Colleges that offer the best return on your investment


— At a time of rising tuition and soaring college debt, the school students choose can make a big difference to their long-term financial health, according to a report on which colleges offer the best return on investment.

Harvey Mudd College, a private college in Claremont, Calif., offers students the biggest bang for their higher-education buck, according to the report from PayScale, a website that tracks pay data. During the first 20 years after getting a degree, graduates can expect to come out $1.1 million ahead of peers who skipped college and went straight to work after high school.

But return on investment depends a lot on a student’s major.

For computer science majors, Stanford University offers the best deal, with a return of $1.7 million over the first 20 years of their career.

Education majors, on the other hand, may not make as much as computer scientists after graduation, but they can get the most for their money at Montclair State University in New Jersey.

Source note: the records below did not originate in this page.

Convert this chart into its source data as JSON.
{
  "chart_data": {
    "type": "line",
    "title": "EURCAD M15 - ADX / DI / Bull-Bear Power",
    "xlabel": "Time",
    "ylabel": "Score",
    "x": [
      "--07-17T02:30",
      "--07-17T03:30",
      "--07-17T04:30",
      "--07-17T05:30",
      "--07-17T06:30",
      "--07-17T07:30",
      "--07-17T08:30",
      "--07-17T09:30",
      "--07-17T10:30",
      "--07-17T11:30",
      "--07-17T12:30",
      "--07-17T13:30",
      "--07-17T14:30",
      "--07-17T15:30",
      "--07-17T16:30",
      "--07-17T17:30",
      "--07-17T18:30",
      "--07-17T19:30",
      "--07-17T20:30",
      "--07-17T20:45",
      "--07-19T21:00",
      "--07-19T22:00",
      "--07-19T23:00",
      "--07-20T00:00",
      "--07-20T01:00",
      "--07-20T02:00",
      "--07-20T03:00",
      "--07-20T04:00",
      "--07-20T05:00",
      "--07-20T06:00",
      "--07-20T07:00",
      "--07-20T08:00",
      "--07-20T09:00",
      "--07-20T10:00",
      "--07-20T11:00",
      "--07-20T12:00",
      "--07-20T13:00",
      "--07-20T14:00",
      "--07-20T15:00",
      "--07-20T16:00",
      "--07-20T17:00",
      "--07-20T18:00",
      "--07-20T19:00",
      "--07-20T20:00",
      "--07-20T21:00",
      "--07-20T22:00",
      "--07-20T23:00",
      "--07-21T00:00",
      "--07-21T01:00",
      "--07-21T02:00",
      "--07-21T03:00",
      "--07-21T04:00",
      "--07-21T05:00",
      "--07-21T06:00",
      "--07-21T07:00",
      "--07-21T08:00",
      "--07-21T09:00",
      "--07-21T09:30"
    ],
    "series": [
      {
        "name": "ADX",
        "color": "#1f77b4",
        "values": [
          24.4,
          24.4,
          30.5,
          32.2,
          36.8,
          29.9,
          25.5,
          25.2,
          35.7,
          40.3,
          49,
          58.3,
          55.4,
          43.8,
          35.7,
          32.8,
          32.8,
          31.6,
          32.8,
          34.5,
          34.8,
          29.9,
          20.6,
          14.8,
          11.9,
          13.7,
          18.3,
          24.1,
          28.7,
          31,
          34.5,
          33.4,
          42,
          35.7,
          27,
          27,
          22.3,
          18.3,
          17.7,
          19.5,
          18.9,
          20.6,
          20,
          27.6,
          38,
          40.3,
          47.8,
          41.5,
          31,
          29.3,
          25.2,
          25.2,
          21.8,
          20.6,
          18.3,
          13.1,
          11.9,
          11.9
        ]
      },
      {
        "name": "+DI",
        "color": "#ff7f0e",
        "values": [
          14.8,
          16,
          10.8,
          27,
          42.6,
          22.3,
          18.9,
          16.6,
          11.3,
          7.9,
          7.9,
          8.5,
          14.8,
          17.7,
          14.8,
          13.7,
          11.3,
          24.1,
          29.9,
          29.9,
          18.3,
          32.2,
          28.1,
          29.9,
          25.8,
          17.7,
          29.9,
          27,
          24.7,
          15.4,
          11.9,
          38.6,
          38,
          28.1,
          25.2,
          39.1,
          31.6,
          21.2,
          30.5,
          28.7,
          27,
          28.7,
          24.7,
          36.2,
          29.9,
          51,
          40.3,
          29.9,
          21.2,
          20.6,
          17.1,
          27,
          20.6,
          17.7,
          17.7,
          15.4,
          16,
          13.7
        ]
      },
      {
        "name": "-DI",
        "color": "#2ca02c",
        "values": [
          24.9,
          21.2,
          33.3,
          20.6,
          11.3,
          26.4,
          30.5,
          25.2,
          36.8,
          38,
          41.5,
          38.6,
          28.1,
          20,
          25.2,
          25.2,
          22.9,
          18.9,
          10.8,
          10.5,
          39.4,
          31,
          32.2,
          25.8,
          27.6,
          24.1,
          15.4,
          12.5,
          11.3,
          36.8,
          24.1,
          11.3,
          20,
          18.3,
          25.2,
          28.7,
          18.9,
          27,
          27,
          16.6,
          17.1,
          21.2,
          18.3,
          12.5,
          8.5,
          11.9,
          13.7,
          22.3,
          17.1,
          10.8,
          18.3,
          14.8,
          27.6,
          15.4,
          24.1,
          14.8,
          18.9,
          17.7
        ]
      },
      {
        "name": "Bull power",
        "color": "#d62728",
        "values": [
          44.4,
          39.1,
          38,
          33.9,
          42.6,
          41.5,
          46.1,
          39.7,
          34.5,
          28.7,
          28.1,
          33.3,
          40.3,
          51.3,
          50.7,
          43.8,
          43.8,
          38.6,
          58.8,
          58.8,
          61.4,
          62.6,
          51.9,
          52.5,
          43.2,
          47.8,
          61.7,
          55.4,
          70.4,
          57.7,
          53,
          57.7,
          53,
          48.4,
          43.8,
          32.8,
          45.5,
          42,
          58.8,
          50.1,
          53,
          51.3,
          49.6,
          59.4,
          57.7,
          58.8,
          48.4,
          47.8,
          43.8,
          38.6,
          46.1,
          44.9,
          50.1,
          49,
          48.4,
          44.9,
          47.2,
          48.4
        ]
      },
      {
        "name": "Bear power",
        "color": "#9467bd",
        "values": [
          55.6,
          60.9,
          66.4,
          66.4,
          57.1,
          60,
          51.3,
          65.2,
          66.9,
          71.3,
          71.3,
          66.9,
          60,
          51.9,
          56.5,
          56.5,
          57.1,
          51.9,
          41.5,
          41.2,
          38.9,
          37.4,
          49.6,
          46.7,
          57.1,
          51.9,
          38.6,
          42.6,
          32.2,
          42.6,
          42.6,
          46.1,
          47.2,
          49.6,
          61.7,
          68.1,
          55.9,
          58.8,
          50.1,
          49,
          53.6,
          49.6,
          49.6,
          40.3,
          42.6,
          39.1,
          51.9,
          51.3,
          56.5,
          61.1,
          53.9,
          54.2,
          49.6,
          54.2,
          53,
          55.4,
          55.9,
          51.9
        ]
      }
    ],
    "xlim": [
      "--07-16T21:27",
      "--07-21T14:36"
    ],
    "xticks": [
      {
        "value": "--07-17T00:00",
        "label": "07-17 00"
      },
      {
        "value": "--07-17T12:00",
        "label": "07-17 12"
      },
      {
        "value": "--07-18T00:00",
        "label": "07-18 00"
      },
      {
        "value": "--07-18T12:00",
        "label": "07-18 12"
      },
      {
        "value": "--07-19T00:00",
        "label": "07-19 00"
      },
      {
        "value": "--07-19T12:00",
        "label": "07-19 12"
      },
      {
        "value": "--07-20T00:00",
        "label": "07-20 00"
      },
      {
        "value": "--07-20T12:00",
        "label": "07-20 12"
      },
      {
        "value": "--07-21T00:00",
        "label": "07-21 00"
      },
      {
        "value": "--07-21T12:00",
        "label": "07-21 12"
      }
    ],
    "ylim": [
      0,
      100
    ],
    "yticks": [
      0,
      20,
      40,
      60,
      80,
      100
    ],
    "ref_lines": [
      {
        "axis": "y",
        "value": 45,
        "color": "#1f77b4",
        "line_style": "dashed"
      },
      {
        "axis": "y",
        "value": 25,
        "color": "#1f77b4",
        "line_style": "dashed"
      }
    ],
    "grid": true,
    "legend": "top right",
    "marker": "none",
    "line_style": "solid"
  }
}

Education alums can expect a $189,000 return on their investment during the first 20 years after earning a degree.

“We need people to be teachers and social workers,” said Katie Bardaro, an economist at PayScale. “But if you want to go into those fields, you need to understand the income potential so you can make the right choice about taking out loans and where you go to school.”

Majors in liberal arts programs also can enjoy much better income potential if they pick the right school. Political science majors at Texas A&M University, for example, earn a 20-year return of almost $600,000 on average. At Columbia University, art graduates can expect to earn a return of about $478,000 on their investment.

In general, students who get the best bang for their buck major in science, technology, engineering or math (STEM) — and attend schools with well-known programs that help with job placement.

“When it comes to earnings, yes, it’s all about STEM,” said Bardaro.

PayScale’s study looked at how much a college grad earned over the first 20 years of their career, minus the cost of tuition, room, board and books, taking financial aid into account. PayScale then compared that number to the pay of a high school grad who worked for 24 to 26 years.